After telling the court that some were out $60,000 to $100,000 each, to a sum total of more than $600,000, she said, “I understand that they are pleading Alford, ironically enough.”

Coincidentally, the Alford Plea is a guilty plea, in which the defendant maintains their innocence and admits the prosecution’s evidence would probably result in a guilty verdict. The Alford Plea dates back to the 1970 United States Supreme Court case of North Carolina v. Alford.

So even though the Alfords’ plea was technically “guilty,” they don’t really admit any guilt.

“We are decent God-fearing people who never intended to hurt anyone,” Heather Alford said.

Bruce & Heather Alford with unfinished pools. Photo credit: Defense attorney Robert Homlar said that this is about as civil a criminal case as he’d ever dealt with. He said after sitting down with the Alfords and getting to understand the details of the case, he told them, “Y’all are terrible business people.” He said they absolutely agreed. Furthermore, he offered that Bruce Alford started his construction business after only one year of training under a master pool builder and lacked sufficient experience to operate his own business.

After hearing the testimony of the witnesses, Judge James Blanchard said, “The court sees a trail of destruction as a result of your conduct. Rather than stop once you’d finish a job and maybe have money for others to go back and complete the jobs, you continued to leave that trail of destruction, and you ruined many people’s lives.”

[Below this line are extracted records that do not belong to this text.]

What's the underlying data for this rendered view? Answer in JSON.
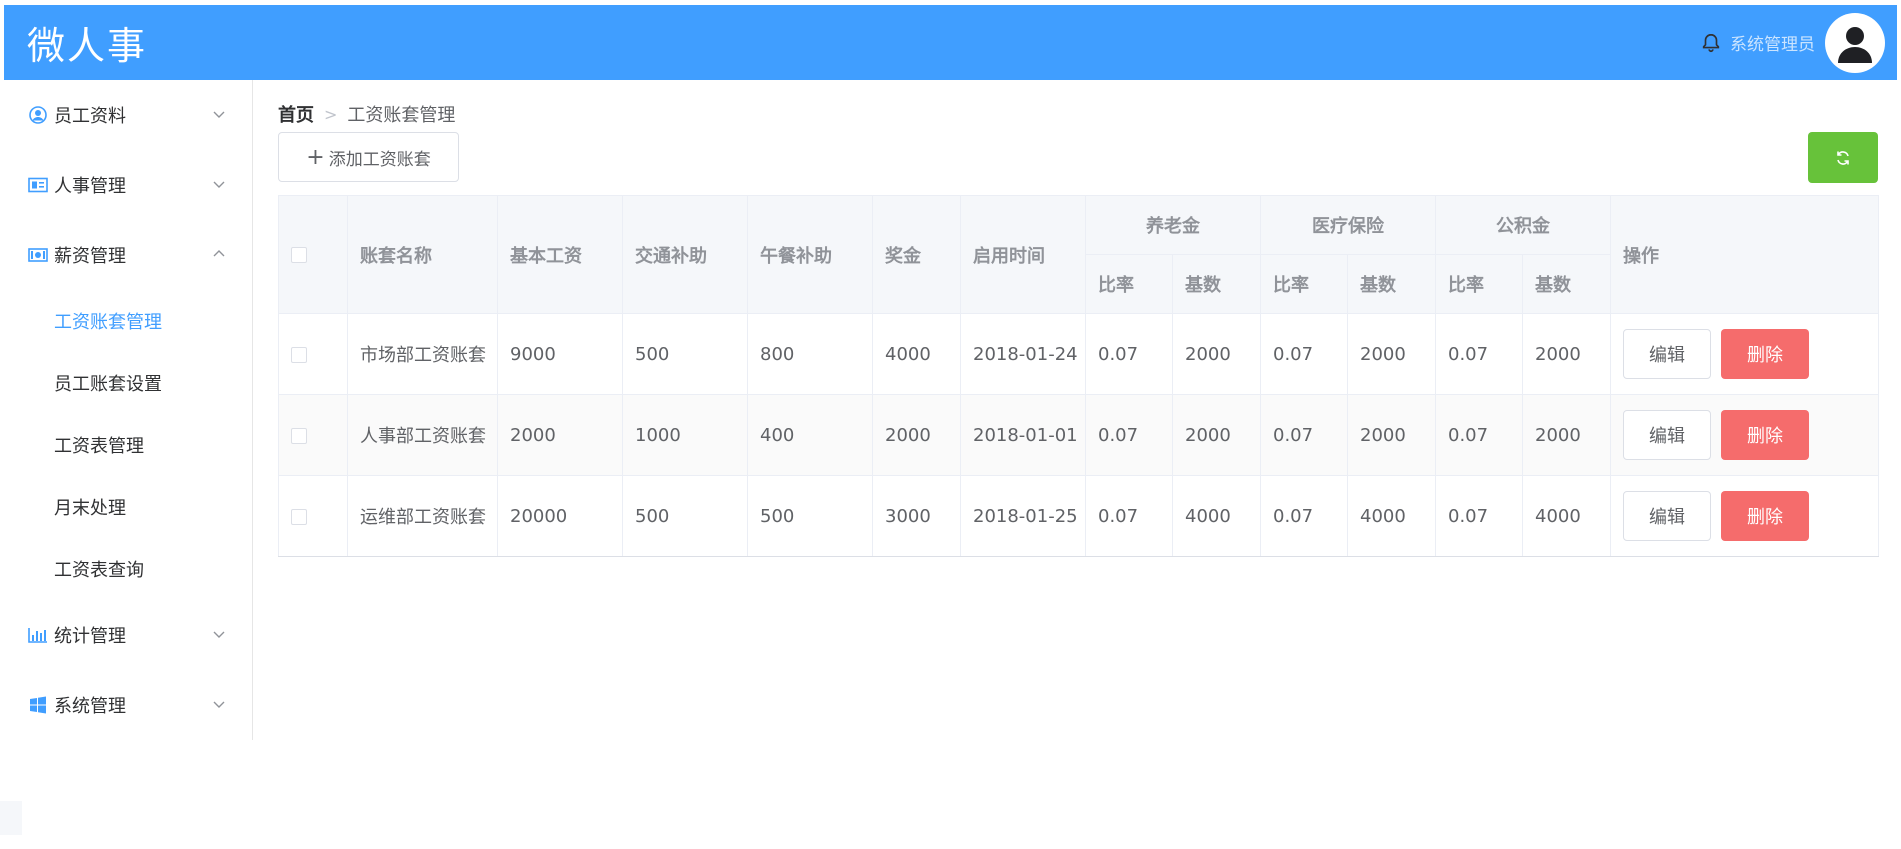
{
  "header": {
    "brand": "微人事",
    "user_name": "系统管理员",
    "accent_color": "#409eff",
    "icons": [
      "bell-icon",
      "user-avatar-icon"
    ]
  },
  "sidebar": {
    "menus": [
      {
        "label": "员工资料",
        "icon": "user-circle-icon",
        "expanded": false
      },
      {
        "label": "人事管理",
        "icon": "id-card-icon",
        "expanded": false
      },
      {
        "label": "薪资管理",
        "icon": "money-icon",
        "expanded": true,
        "children": [
          {
            "label": "工资账套管理",
            "active": true
          },
          {
            "label": "员工账套设置"
          },
          {
            "label": "工资表管理"
          },
          {
            "label": "月末处理"
          },
          {
            "label": "工资表查询"
          }
        ]
      },
      {
        "label": "统计管理",
        "icon": "bar-chart-icon",
        "expanded": false
      },
      {
        "label": "系统管理",
        "icon": "windows-icon",
        "expanded": false
      }
    ]
  },
  "breadcrumb": {
    "home": "首页",
    "separator": ">",
    "current": "工资账套管理"
  },
  "toolbar": {
    "add_label": "添加工资账套",
    "refresh_icon": "refresh-icon",
    "refresh_color": "#67c23a"
  },
  "table": {
    "headers": {
      "name": "账套名称",
      "basic": "基本工资",
      "traffic": "交通补助",
      "lunch": "午餐补助",
      "bonus": "奖金",
      "start_date": "启用时间",
      "pension": "养老金",
      "medical": "医疗保险",
      "fund": "公积金",
      "rate": "比率",
      "base": "基数",
      "ops": "操作"
    },
    "rows": [
      {
        "name": "市场部工资账套",
        "basic": "9000",
        "traffic": "500",
        "lunch": "800",
        "bonus": "4000",
        "start_date": "2018-01-24",
        "pension_rate": "0.07",
        "pension_base": "2000",
        "medical_rate": "0.07",
        "medical_base": "2000",
        "fund_rate": "0.07",
        "fund_base": "2000"
      },
      {
        "name": "人事部工资账套",
        "basic": "2000",
        "traffic": "1000",
        "lunch": "400",
        "bonus": "2000",
        "start_date": "2018-01-01",
        "pension_rate": "0.07",
        "pension_base": "2000",
        "medical_rate": "0.07",
        "medical_base": "2000",
        "fund_rate": "0.07",
        "fund_base": "2000"
      },
      {
        "name": "运维部工资账套",
        "basic": "20000",
        "traffic": "500",
        "lunch": "500",
        "bonus": "3000",
        "start_date": "2018-01-25",
        "pension_rate": "0.07",
        "pension_base": "4000",
        "medical_rate": "0.07",
        "medical_base": "4000",
        "fund_rate": "0.07",
        "fund_base": "4000"
      }
    ],
    "edit_label": "编辑",
    "delete_label": "删除",
    "delete_color": "#f56c6c"
  }
}
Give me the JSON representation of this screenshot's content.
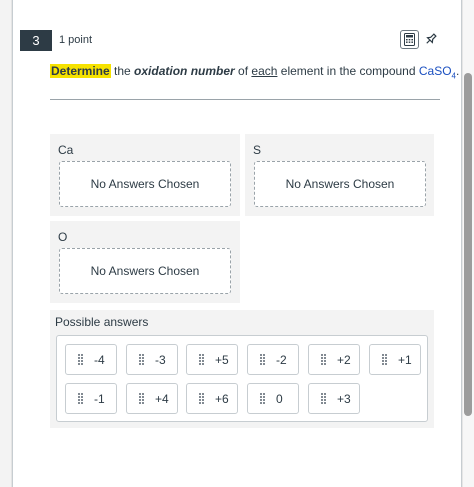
{
  "question": {
    "number": "3",
    "points": "1 point",
    "prompt": {
      "highlight": "Determine",
      "part_the": " the ",
      "italic": "oxidation number",
      "part_of": " of ",
      "underlined": "each",
      "part_rest": " element in the compound ",
      "formula_main": "CaSO",
      "formula_sub": "4",
      "period": "."
    }
  },
  "tools": {
    "calculator_icon": "calculator-icon",
    "pin_icon": "pin-icon"
  },
  "answer_groups": [
    {
      "label": "Ca",
      "placeholder": "No Answers Chosen"
    },
    {
      "label": "S",
      "placeholder": "No Answers Chosen"
    },
    {
      "label": "O",
      "placeholder": "No Answers Chosen"
    }
  ],
  "possible_answers": {
    "title": "Possible answers",
    "tiles": [
      "-4",
      "-3",
      "+5",
      "-2",
      "+2",
      "+1",
      "-1",
      "+4",
      "+6",
      "0",
      "+3"
    ]
  },
  "colors": {
    "highlight": "#f6e200",
    "formula": "#1a4fc0",
    "badge_bg": "#2d3b45"
  }
}
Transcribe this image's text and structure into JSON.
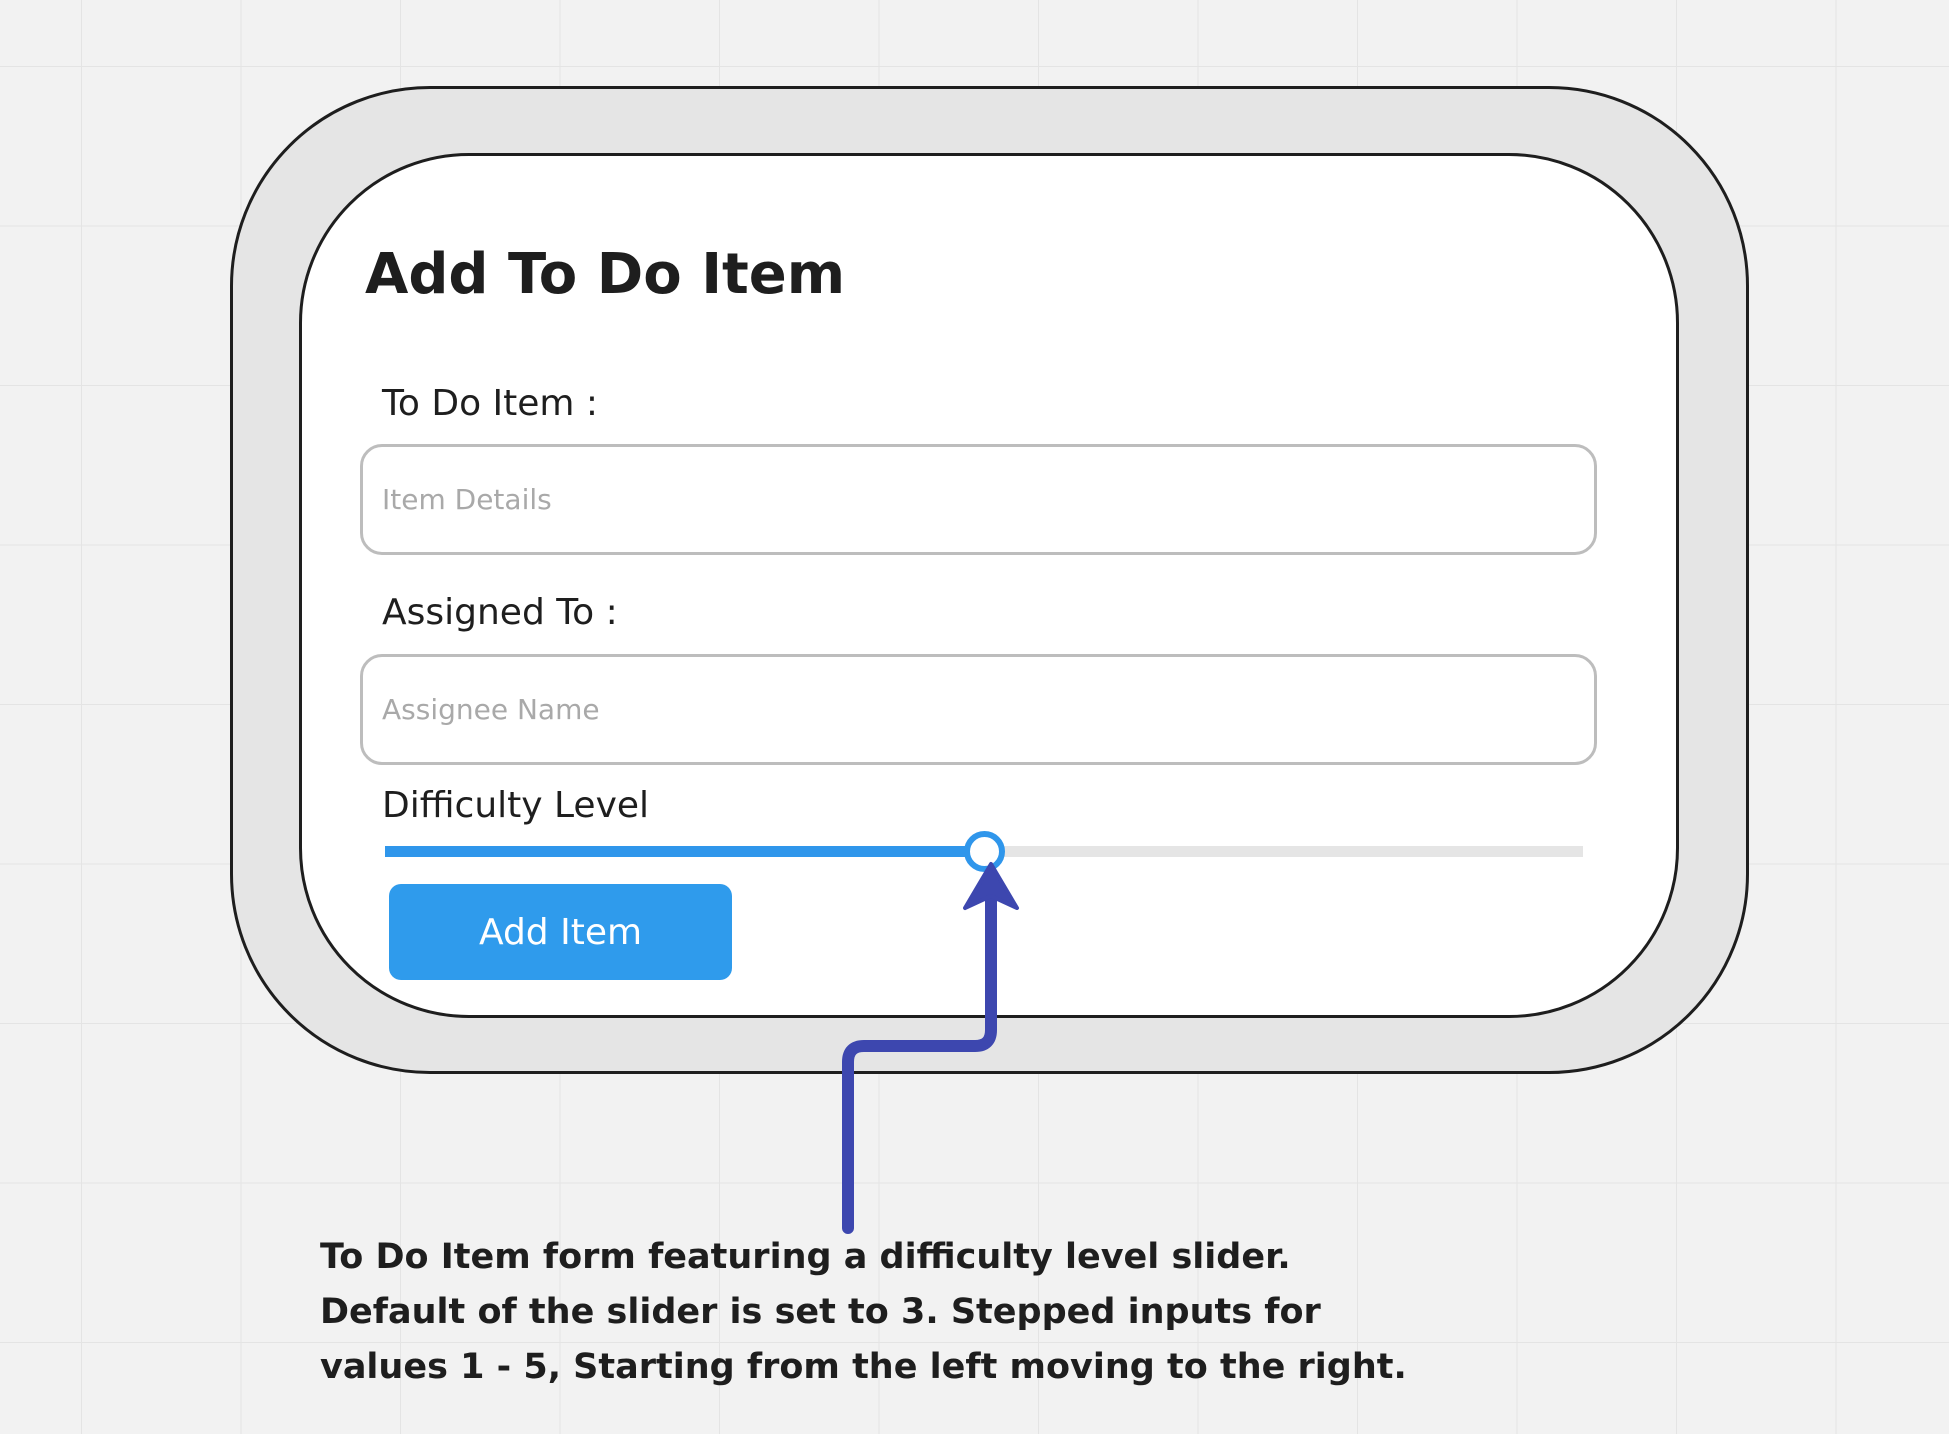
{
  "form": {
    "title": "Add To Do Item",
    "item_field": {
      "label": "To Do Item :",
      "placeholder": "Item Details",
      "value": ""
    },
    "assignee_field": {
      "label": "Assigned To :",
      "placeholder": "Assignee Name",
      "value": ""
    },
    "difficulty": {
      "label": "Difficulty Level",
      "min": 1,
      "max": 5,
      "step": 1,
      "value": 3,
      "fill_color": "#2f96eb",
      "track_color": "#e5e5e5"
    },
    "submit_label": "Add Item",
    "accent_color": "#2f9bec"
  },
  "annotation": {
    "text": "To Do Item form featuring a difficulty level slider.\nDefault of the slider is set to 3. Stepped inputs for\nvalues 1 - 5, Starting from the left moving to the right.",
    "arrow_color": "#3d47af"
  }
}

Immediately following their sentencing, the Alfords were handcuffed and sent to prison.

While it is justice for the victims, none were actually happy about the outcome.

“It definitely needed to be jail time, which is hard on my heart for her children,” said Missy Bonsack, one of the victims of the case. “But it definitely needed jail time.”

The Alfords leave behind a 9 and 10-year-old.

“Nobody won in this,” said Kelly Sherrill, another victim. “I mean everybody’s lives are forever impacted by these two people.”